Have you ever wondered: “Why do I eat past fullness?” If this question has crossed your mind, you’re not alone. In fact, it’s an extremely common question or frustration that clients bring to us. Sometimes, pursuing Intuitive Eating leads us to (incorrectly) believe that we’ll never again be uncomfortably full, we’ll never again have diet culture influence our decisions or we’ll never again have the desire to lose weight. Becoming an intuitive eater simply means that instead of a pass/fail program, you’re on a continuous life-long journey of pursuing health and a peaceful relationship with food and with your own body. Sometimes, you will eat past fullness. It’s just a thing that happens in the course of normal eating. But because eating past fullness can be physically uncomfortable and can also trigger downward spiraling thoughts of “failure” or guilt, we wanted to go deeper on this topic and discuss the different reasons it might happen as well as how to handle it when it does.

Why Do We Eat?

Let’s briefly separate a few different reasons why we eat. Food meets a physical need: nourishment, energy, calories. Food also meets social and emotional needs: connection, fellowship, celebration, and pure pleasure. On occasions when you’re eating to meet social and emotional needs, it makes sense that tuning into the hunger and fullness scale isn’t on the forefront of your mind. It’s simply not the purpose of that particular eating experience. On the other hand, when the focus of the meal or snack is on nourishment and satisfying your hunger, then stopping at a particular point of fullness may be more appropriate to focus on. Let’s consider next why we overeat

Types of Overeating

Another great non-diet RD named Kylie Mitchell has a few blog posts on the topic of overeating. In one of them, she breaks down overeating into two categories: pleasurable and chaotic. This is such a helpful way to view the different reasons one may overeat. 

Pleasurable overeating happens usually when you’re eating for social and emotional needs. The eating experience itself was enjoyable, satisfying, and part of what made it so pleasurable was that you weren’t hyperfocused on feeling your fullness or assessing your place on the hunger-fullness scale. You were enjoying the moment, you were fully present with the people around you, and you were eating for the pure joy of the occasion. This might lead to a point past fullness. And that’s OK. Remember: overeating is a normal thing that occasionally happens in the course of a neutral and peaceful relationship with food. This type of overeating or eating past fullness doesn’t really require analyzing or reflecting. You don’t need to try and figure out what happened. You can just acknowledge it, move on, and maybe use a mantra to remind yourself of this: there is nothing you need to do to make fullness go away. It takes care of itself. Deep breath in. “This feeling will pass.” Deep breath out. 

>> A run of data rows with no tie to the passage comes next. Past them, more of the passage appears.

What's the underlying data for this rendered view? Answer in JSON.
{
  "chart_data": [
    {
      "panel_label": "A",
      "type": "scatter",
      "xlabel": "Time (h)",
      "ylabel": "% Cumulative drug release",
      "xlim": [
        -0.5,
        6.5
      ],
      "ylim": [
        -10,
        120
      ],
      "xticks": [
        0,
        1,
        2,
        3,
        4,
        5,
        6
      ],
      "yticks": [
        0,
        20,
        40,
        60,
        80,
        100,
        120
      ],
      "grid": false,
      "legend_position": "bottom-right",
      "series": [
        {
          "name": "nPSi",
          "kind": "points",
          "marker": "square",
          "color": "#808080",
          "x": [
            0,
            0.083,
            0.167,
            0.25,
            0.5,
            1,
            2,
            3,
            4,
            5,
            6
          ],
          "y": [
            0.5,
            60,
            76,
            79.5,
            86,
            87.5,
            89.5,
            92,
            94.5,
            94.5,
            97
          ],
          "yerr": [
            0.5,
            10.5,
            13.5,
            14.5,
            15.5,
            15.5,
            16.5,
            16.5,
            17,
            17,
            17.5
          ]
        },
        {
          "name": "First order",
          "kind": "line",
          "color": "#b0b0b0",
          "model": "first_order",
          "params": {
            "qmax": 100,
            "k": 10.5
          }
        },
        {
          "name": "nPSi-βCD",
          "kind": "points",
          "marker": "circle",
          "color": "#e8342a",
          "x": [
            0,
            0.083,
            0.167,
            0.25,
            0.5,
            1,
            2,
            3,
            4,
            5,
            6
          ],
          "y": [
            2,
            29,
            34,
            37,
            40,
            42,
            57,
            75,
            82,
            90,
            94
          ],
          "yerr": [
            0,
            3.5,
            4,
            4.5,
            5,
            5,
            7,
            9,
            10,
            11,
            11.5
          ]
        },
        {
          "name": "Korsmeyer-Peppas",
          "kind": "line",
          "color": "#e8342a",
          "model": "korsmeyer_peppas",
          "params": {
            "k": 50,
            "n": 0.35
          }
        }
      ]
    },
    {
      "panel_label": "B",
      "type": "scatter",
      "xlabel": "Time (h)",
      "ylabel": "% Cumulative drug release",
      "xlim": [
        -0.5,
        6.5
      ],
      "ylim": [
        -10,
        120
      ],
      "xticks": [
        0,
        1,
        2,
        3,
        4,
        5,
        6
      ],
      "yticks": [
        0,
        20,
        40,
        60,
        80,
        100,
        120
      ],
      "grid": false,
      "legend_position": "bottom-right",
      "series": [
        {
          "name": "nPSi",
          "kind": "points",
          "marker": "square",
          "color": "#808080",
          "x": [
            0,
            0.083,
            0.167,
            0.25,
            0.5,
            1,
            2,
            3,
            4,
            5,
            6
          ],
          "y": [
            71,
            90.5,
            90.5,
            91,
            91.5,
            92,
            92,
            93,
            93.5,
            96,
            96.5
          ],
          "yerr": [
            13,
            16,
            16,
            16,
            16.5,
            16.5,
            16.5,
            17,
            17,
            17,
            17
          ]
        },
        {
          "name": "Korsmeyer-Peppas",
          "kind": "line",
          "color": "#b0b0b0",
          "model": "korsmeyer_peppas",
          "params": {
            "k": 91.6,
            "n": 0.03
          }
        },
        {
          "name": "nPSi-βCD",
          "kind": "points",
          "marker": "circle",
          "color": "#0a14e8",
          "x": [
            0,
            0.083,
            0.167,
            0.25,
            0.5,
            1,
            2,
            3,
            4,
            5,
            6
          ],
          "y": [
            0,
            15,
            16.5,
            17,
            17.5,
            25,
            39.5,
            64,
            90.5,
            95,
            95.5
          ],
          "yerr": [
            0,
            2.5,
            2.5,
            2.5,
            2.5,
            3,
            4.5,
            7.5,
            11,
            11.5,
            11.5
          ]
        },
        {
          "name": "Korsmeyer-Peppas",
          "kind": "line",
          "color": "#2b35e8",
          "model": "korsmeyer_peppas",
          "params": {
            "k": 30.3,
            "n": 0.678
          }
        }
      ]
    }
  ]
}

Chaotic overeating is the other type. This can also be described as an out-of-control eating experience. This type of overeating not only feels unpleasant afterwards, when you’re overful, but it also likely feels unpleasant while you’re eating. You might feel: distracted, a foreboding sense of the oncoming guilt/shame, desperate, numb, worried, confused or upset. Usually, when we look deeply at them, out of control eating experiences are happening due to one main root reason: restriction.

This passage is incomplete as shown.